I am posting it again in honour of Prince. He wasn't just an iconic performer, he was a sweet guy.
In the summer of 2011, I travelled to Lesotho with 12 Guelph high school students. These brilliant kids had been selected from each of their schools to join a group called 'Reach Lesotho'. The brain child of an equally brilliant young man, Abid Virani, the Reach Lesotho kids worked tirelessly for 18 months educating themselves on international development issues and specifically the difficulties faced by the people of Lesotho. I had the privilege of getting to know and love these students and the even greater privilege of leading them into this beloved country.
We were all changed by that trip. Four years later, many of them are now completing their first university degree and heading into professional programs. I am so proud of each one of them, for who they are and for what they have accomplished.
|Reach Lesotho: Summer of 2011|
After every trip to Lesotho, I come home inspired to find unique ways to raise more funds for our programmes there. I carry home with me the memory of the faces of our foster children, the women who struggle to keep their families alive and the sick who, despite incredible advancements in the treatment of HIV, continue to struggle for survival. In the fall of 2011, I had the brilliant idea of holding a huge party in my front yard. Remember my Batman? The qualities that make my husband face home intruders in his underwear with bat in hand, are the same qualities that make it very difficult for him to relax when 200 people are partying in a huge tent on his front yard.
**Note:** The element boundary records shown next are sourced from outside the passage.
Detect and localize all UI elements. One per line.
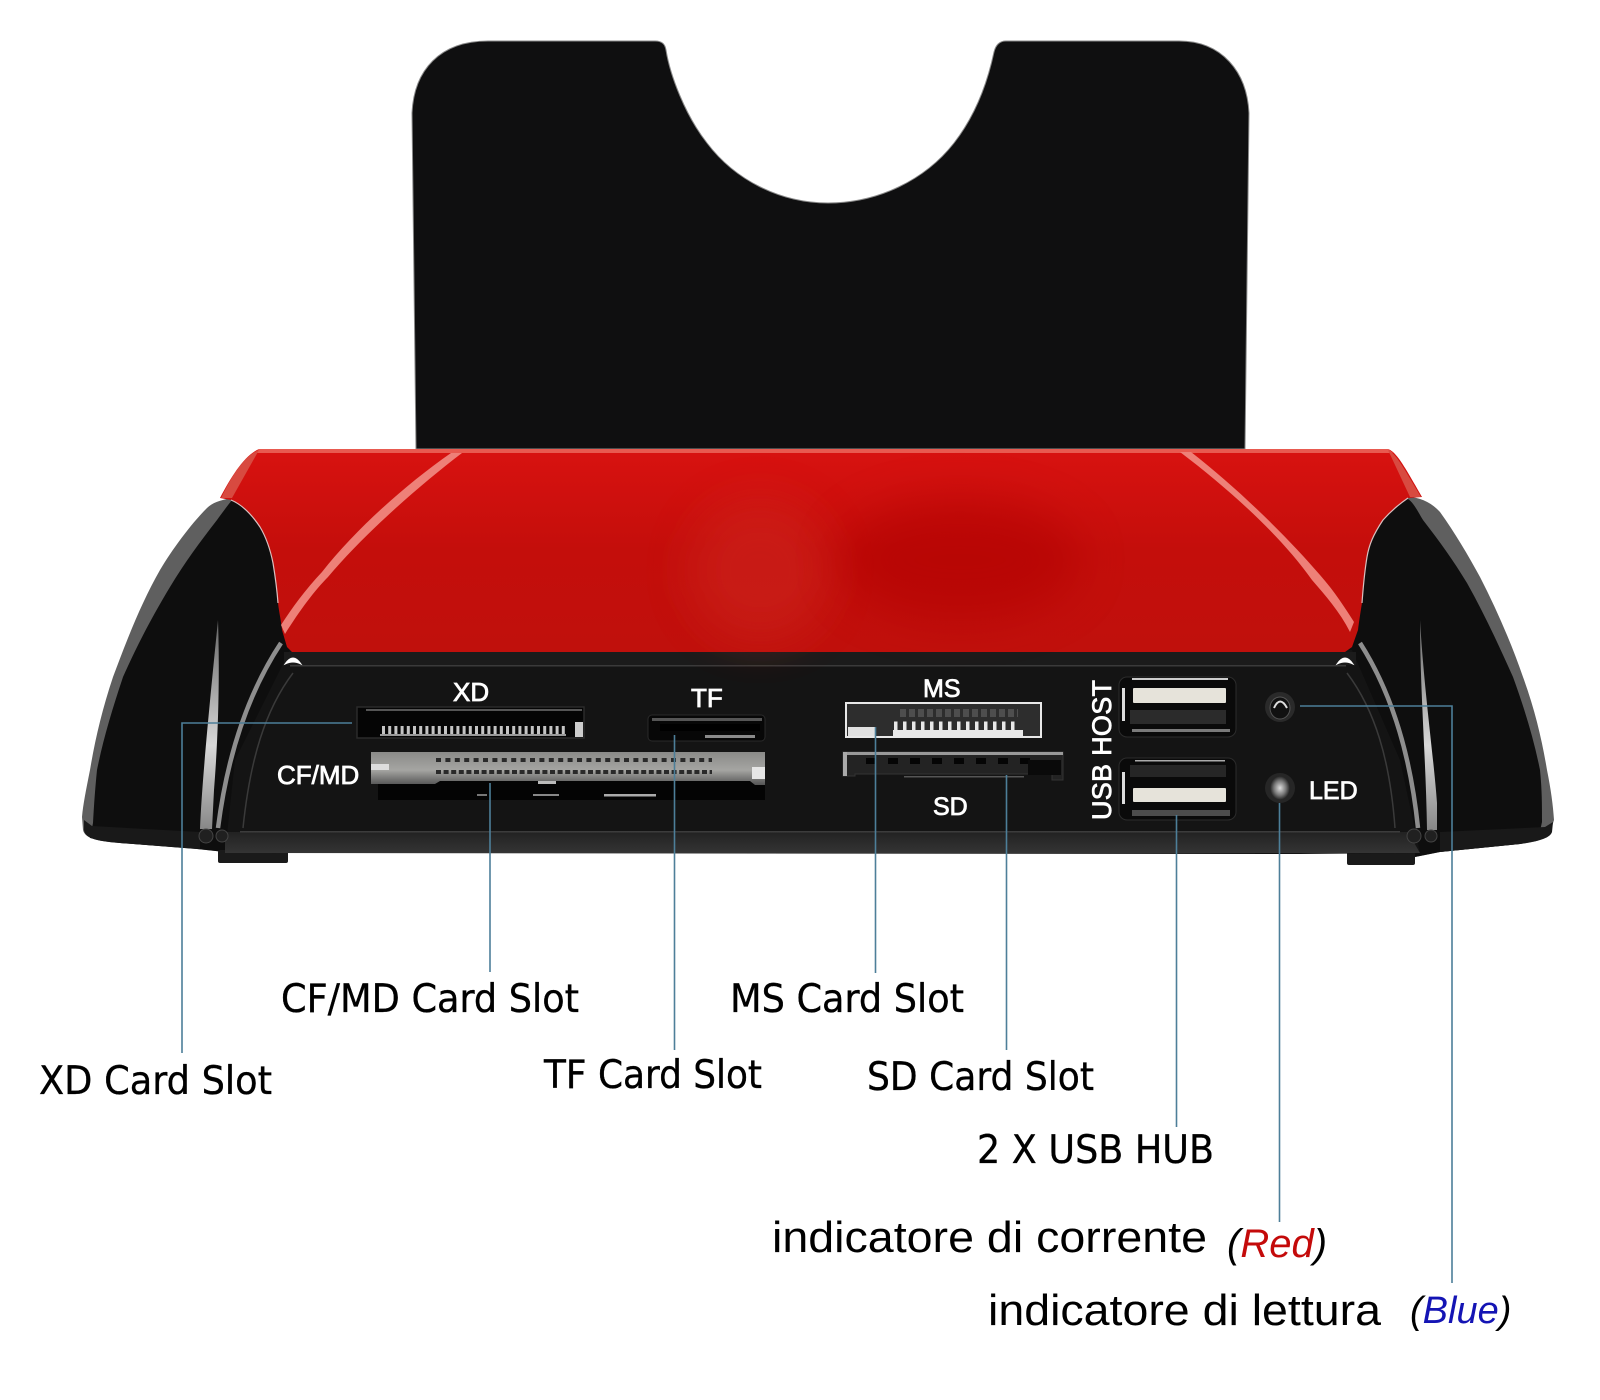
leader: XD (182, 723, 352, 1053)
leader: SD (1006, 775, 1008, 1050)
MS slot (846, 703, 1041, 737)
red top cover (220, 449, 1422, 652)
panel label: TF: TF (691, 683, 723, 713)
label: 2 X USB HUB: 2 X USB HUB (977, 1128, 1214, 1173)
CF/MD slot (371, 752, 765, 800)
right wing (1340, 497, 1554, 857)
USB port top (1119, 677, 1236, 737)
docking base (82, 449, 1554, 865)
wing highlights (199, 620, 1437, 843)
leader lines (182, 706, 1452, 1283)
feet (218, 850, 1415, 865)
hard drive stand (412, 41, 1249, 449)
SD slot (843, 752, 1063, 780)
panel label: XD: XD (453, 677, 489, 707)
panel label: USB HOST: USB HOST (1087, 680, 1117, 820)
panel label: LED: LED (1309, 777, 1358, 805)
label: CF/MD Card Slot: CF/MD Card Slot (281, 977, 579, 1022)
XD slot (357, 707, 584, 738)
panel label: SD: SD (933, 793, 968, 821)
leader: USB (1176, 815, 1178, 1127)
label: MS Card Slot: MS Card Slot (730, 977, 964, 1022)
leader: read LED (1300, 706, 1452, 1283)
label: SD Card Slot: SD Card Slot (867, 1055, 1094, 1100)
label: TF Card Slot: TF Card Slot (543, 1053, 762, 1098)
leader: MS (874, 727, 876, 973)
LED power indicator (1265, 773, 1295, 803)
leader: CF/MD (489, 783, 491, 972)
label: Blue: (Blue) (1410, 1290, 1511, 1332)
label: XD Card Slot: XD Card Slot (39, 1059, 272, 1104)
front panel (225, 650, 1420, 854)
leader: TF (674, 735, 676, 1050)
TF slot (648, 715, 765, 741)
panel label: MS: MS (923, 675, 960, 703)
LED read indicator (1265, 692, 1295, 722)
left wing (82, 498, 300, 852)
label: Red: (Red) (1227, 1222, 1327, 1266)
USB port bottom (1119, 758, 1236, 820)
label: indicatore di corrente: indicatore di corrente (772, 1213, 1207, 1262)
panel label: CF/MD: CF/MD (277, 760, 359, 790)
label: indicatore di lettura: indicatore di lettura (988, 1286, 1382, 1335)
leader: power LED (1278, 803, 1280, 1222)
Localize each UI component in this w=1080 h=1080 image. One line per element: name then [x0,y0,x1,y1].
For nine years now, the internationally renowned blues artist, Steve Strongman and his band, have headed to Guelph to entertain his Guelph fans in a back yard party. I admit that I am one of Steve's groupies. His music is magical. My good friend, Kevin Brown, feels the same way. Up until 2011, Kevin hosted these back yard parties with all proceeds given to Bracelet of Hope. Every year, Kevin's friends ( an army of them ) and family ( an army in and of itself ) would pile into his small back yard to enjoy good food, great company and the incredible musical talent of Steve and his band. And every year, in true Ontario style, it would rain and the party would be moved into Kevin's small living room with Steve and his band belting it out in the corner, the couches moved aside and Kevin's beautiful hard wood floor straining under the weight of our middle aged dancing feet.
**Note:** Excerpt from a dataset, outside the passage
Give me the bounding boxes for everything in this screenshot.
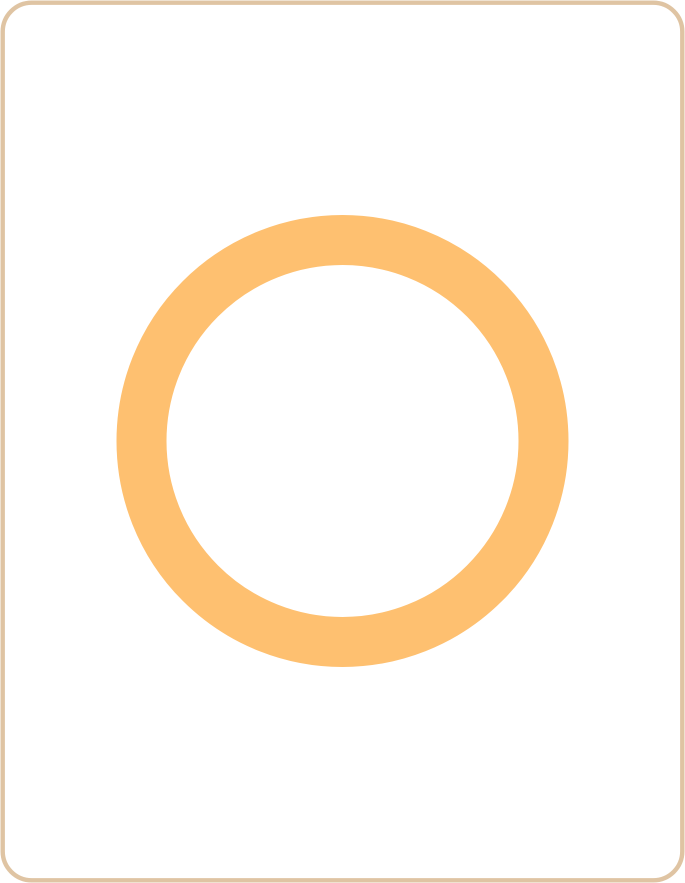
chart: orange ring	[142, 240, 544, 642]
In 2011, to preserve that beautiful floor and anticipate the rain, I rented a huge party tent. The good folks from Royal Rentals ended up donating the tent. In the week before the event, they erected this monstrous white party tent, hammering pegs deep into the ground just above our weeping tiles, my husband looking on in horror. He's such a good guy, my batman. How many husbands would stand by as his crazy wife threatened the integrity of the household septic tank? The tent was beautiful. I will never forget driving home for weeks after the event, gasping as I caught the first glimpse of that majestic tent as it filled the space in front of our house.
We live on 11 acres in an old farm house. The house sits in a small valley. Even though we sit 300 meters back from the road, the acoustics of the valley heighten the sound of the cars as they whiz past. As a result, it is not quite the quiet country property my husband hoped it would be. But, who knew how perfect it would be for a party like this. The property is not flat. Not an inch of it anywhere. Our dirt driveway climbs a hill to the house. It's a hill. It is not flat. The tent was erected on a slope. It was beautifully perched but obviously tilted. We filled the tent with tables and chairs and food, a stage and, yes, a dance floor. Who knew you could rent a dance floor?
About 150 people joined us that night. My lovely prayer group ladies coordinated all the food. Kevin's son, Richard Brown owner of Babelfish Bistro in Guelph, donated the best ribs I have ever tasted. Steve and his band played for hours. The dance floor was packed with multiple generations of people. And I mean packed. I watched. Steve played his own music. He also played the covers of songs that many at this party had grown up with. Each time he played a new song, more people would flock to the dance floor until the dancers seemed to become one massive, moving unit. They were dancing on a hill which made the unit slowly move toward Steve and the stage. Every few minutes, the dancing mass would turn and dance back up the slope. It was hilarious.
By one am, Steve was encouraging the crowd to let him go home. I ventured into the house to see if my husband had survived the night without having a massive coronary. He was asleep just as Steve and his band played the last song: Purple Rain. The song filled our little valley and echoed off the trees just as a post-midnight mist settled above. It was so eerily beautiful. I laid down for a minute, just to soak in the magic of the moment and thought of how blessed I was. Who gets to be part of such joy?
We raised $26,000 that night for Bracelet of Hope just doing what people do best: enjoying the company of others and celebrating the privilege of being alive.